男が薄ら笑いを浮かべる。この男には恩があるが、どこか苛立ちを感じさせる。

「言われなくとも、分かっています。当日の警備情報の入手と、あなたの所在地を送ってください。あと・・・」

私はそこで口を噤む。

「あと?何だい?」

「出来たら、で結構ですので、当日、人間の避難を促すようにしてくださいませんか?」

「まあ、いいけど。君らにはいてもらったほうが得じゃあないのかい?」

「確かに、遮蔽物になっていただけるなら、重畳ですが・・・今回は、人間にお世話になるので、義理、とでも思っていてください」

男はその言葉を聞いて得意げな表情をした。

「ふふーん、やっぱり見立て通り!君はいい子だねぇ~。
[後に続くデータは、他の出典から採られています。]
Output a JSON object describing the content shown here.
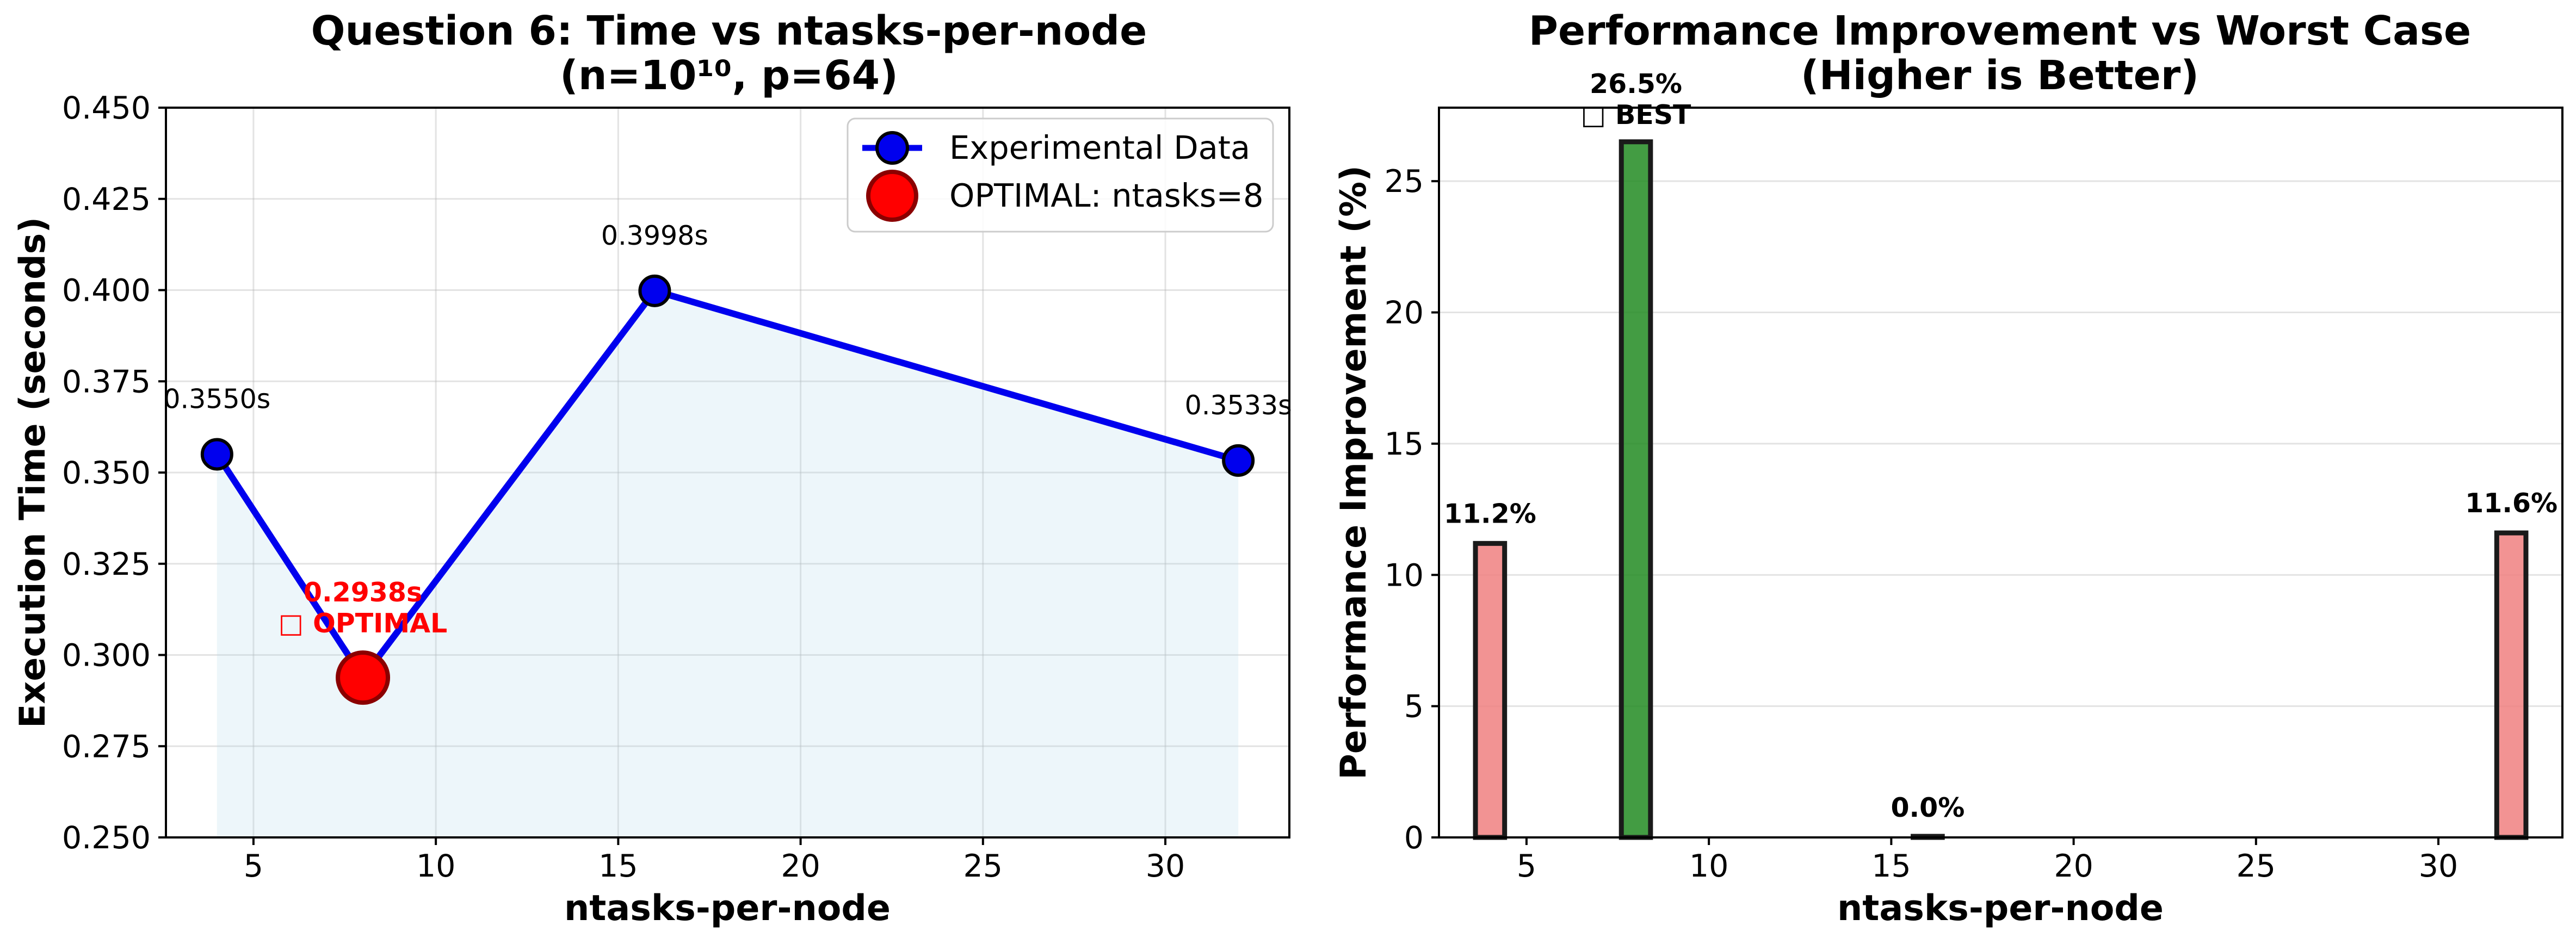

いやぁ、良い子のお願いは聞かなきゃなあ。僕、頑張っちゃうよ」

「戯言は結構です。あんまりうるさいと生ゴミ処理器に叩き込んで、海に流しますよ?」

「相変わらず、手厳しいなぁ。じゃ、燃えるゴミになる前に回線を切らせてもうらおうかな」

「あっ・・・」

「ん?まだ何かあるのかい?」

私は言葉を飲み込んだ。

「・・・いえ、それでは、楽しみにしていてください。最高のカーニバルをご覧にいれますので」

「あはは、それは実に愉しみだ。じゃあ、また」

私は回線が切れて静寂を取り戻した部屋で、ベッドに飛び込み顔を埋めた。